Velasco Mary Grace M, Levene Michael J
Department of Biomedical Engineering, Yale University, New Haven, CT, 06511, USA.
Biomed Opt Express. 2014 Apr 30;5(6):1700-8. doi: 10.1364/BOE.5.001700. eCollection 2014 Jun 1.

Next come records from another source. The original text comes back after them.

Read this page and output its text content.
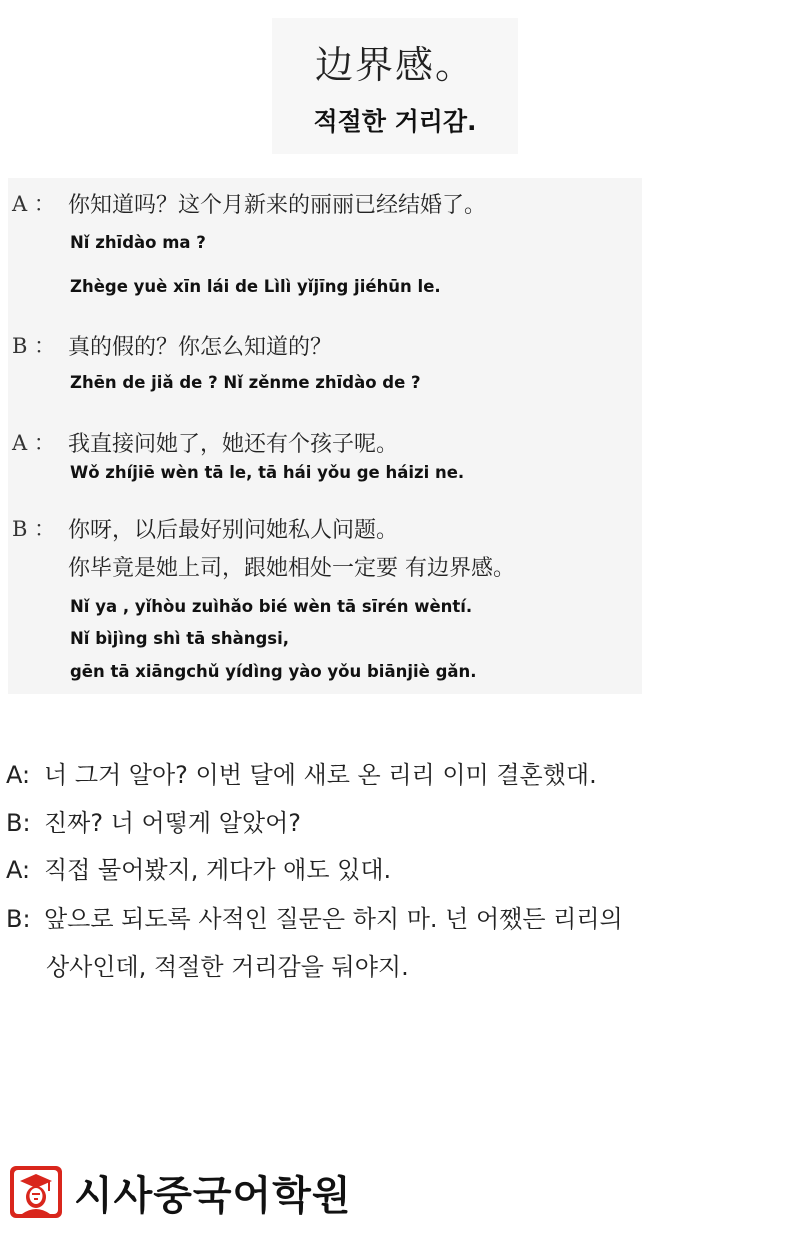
边界感。
적절한 거리감.
A ： 你知道吗？这个月新来的丽丽已经结婚了。
Nǐ zhīdào ma ?
Zhège yuè xīn lái de Lìlì yǐjīng jiéhūn le.
B ： 真的假的？你怎么知道的？
Zhēn de jiǎ de ? Nǐ zěnme zhīdào de ?
A ： 我直接问她了，她还有个孩子呢。
Wǒ zhíjiē wèn tā le, tā hái yǒu ge háizi ne.
B ： 你呀，以后最好别问她私人问题。
你毕竟是她上司，跟她相处一定要 有边界感。
Nǐ ya , yǐhòu zuìhǎo bié wèn tā sīrén wèntí.
Nǐ bìjìng shì tā shàngsi,
gēn tā xiāngchǔ yídìng yào yǒu biānjiè gǎn.
A: 너 그거 알아? 이번 달에 새로 온 리리 이미 결혼했대.
B: 진짜? 너 어떻게 알았어?
A: 직접 물어봤지, 게다가 애도 있대.
B: 앞으로 되도록 사적인 질문은 하지 마. 넌 어쨌든 리리의
상사인데, 적절한 거리감을 둬야지.
시사중국어학원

Two-photon microscopy has been used in conjunction with micro-optics, such as GRIN lenses, to access subcortical structures in the intact mouse brain. In this study, we demonstrate the use of thick glass windows, or plugs, for high-resolution, large field-of-view two-photon imaging of the hippocampus in a live mouse. These plugs are less expensive, yield larger fields-of-view and are simpler to use than GRIN lenses while requiring less tissue removal compared to previous methods based on cortical ablation. To demonstrate the capabilities of our system, we show fluorescence images of dendritic spines in the CA1 region of the hippocampus in THY1-YFP transgenic mice.
双光子显微镜已与微光学器件(如梯度折射率透镜)结合使用,以观察完整小鼠大脑中的皮层下结构。在本研究中,我们展示了使用厚玻璃窗或塞子对活小鼠海马体进行高分辨率、大视野双光子成像。这些塞子比梯度折射率透镜成本更低,视野更大,使用更简单,与基于皮层切除的先前方法相比,所需的组织切除更少。为了展示我们系统的能力,我们展示了THY1-YFP转基因小鼠海马体CA1区树突棘的荧光图像。